Questions fréquentes

Qu'est-ce qu'un pourvoi en cassation devant le Conseil d'État ?
C'est un recours devant la plus haute juridiction administrative française pour contester une décision rendue en dernier ressort par une cour administrative d'appel. Il est soumis à une procédure d'admission : le pourvoi doit être recevable et fondé sur un moyen sérieux.
Qu'est-ce qu'une faute médicale ?
Une faute médicale est un manquement à une obligation légale ou déontologique, comme une erreur de diagnostic, un défaut d'information, ou un acte médical inapproprié, qui cause un préjudice au patient.
Comment engager la responsabilité d'un hôpital public ?
Il faut saisir le tribunal administratif compétent dans un délai de 4 ans à compter de la réalisation du dommage, en démontrant une faute de l'hôpital, un préjudice, et un lien de causalité.
Qu'est-ce que la perte de chance ?
C'est un préjudice consistant en la perte d'une probabilité de guérison ou d'éviter un dommage, due à une faute médicale. Elle est indemnisée à hauteur de la chance perdue.

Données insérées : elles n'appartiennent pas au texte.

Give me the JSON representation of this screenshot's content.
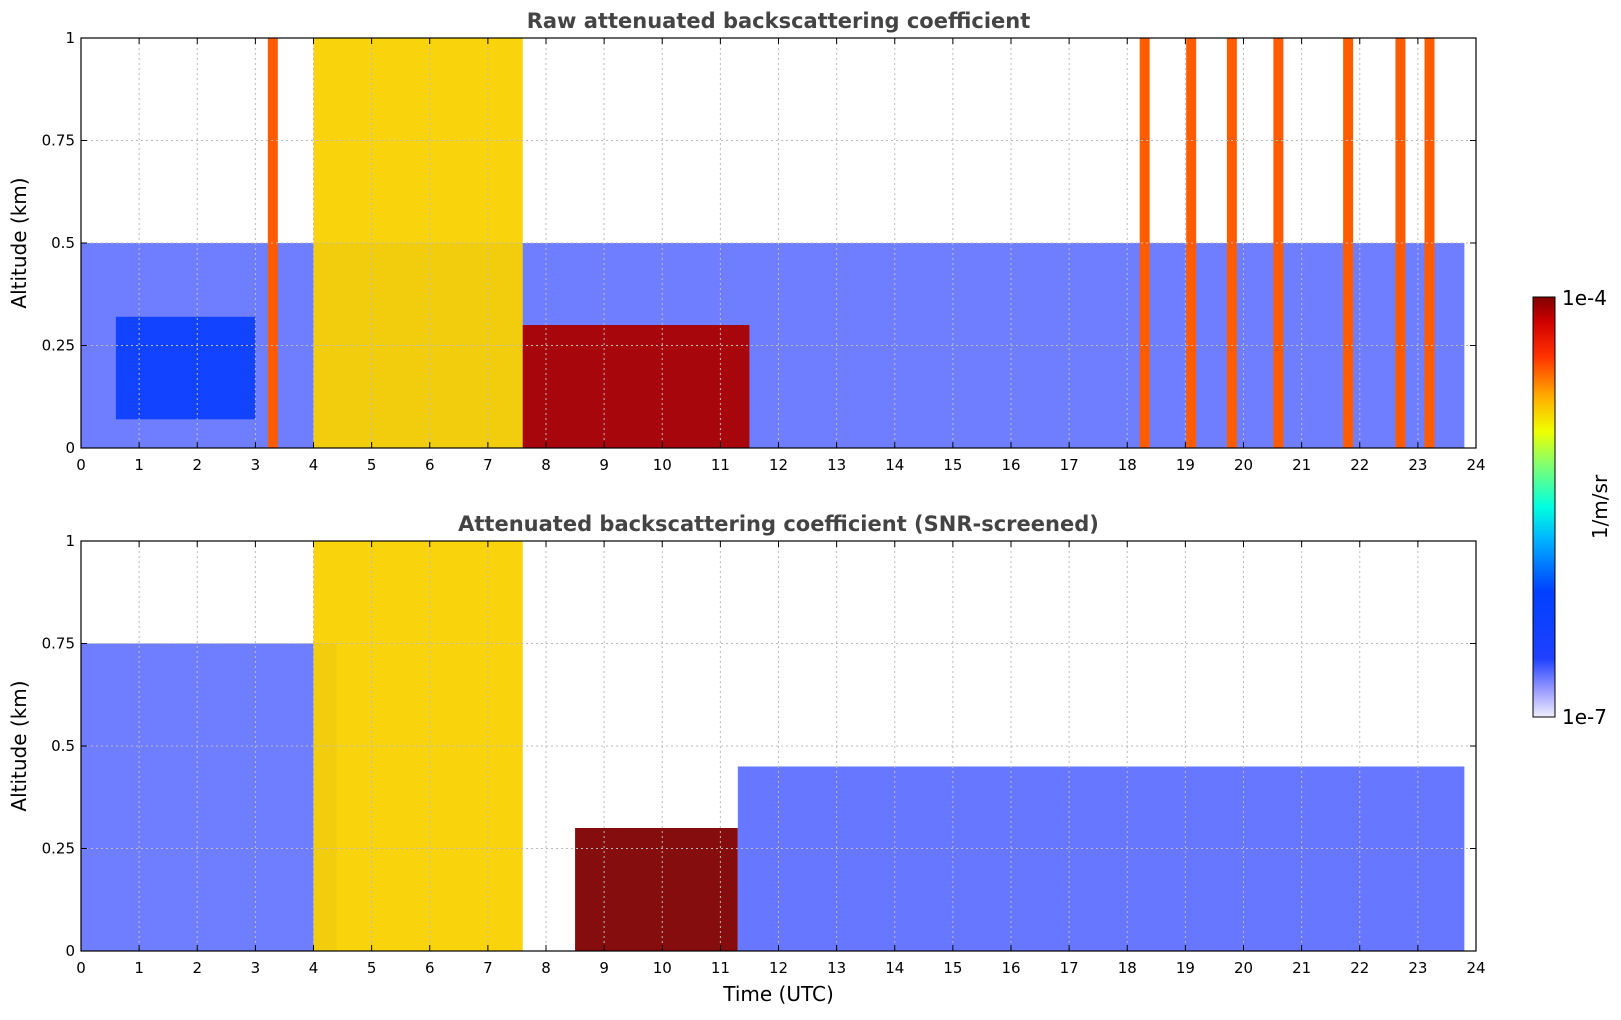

Que faire si l'hôpital ne m'a pas informé des risques d'un acte médical ?
Vous pouvez engager une action en responsabilité pour manquement à l'obligation d'information, en démontrant que si vous aviez été informé, vous auriez refusé l'acte ou pris une autre décision.
Quels sont les moyens pour contester un arrêt de cour administrative d'appel ?
Les moyens peuvent être une erreur de droit, une dénaturation des faits, une insuffisance de motivation, ou une omission de statuer. Ils doivent être sérieux pour que le pourvoi soit admis.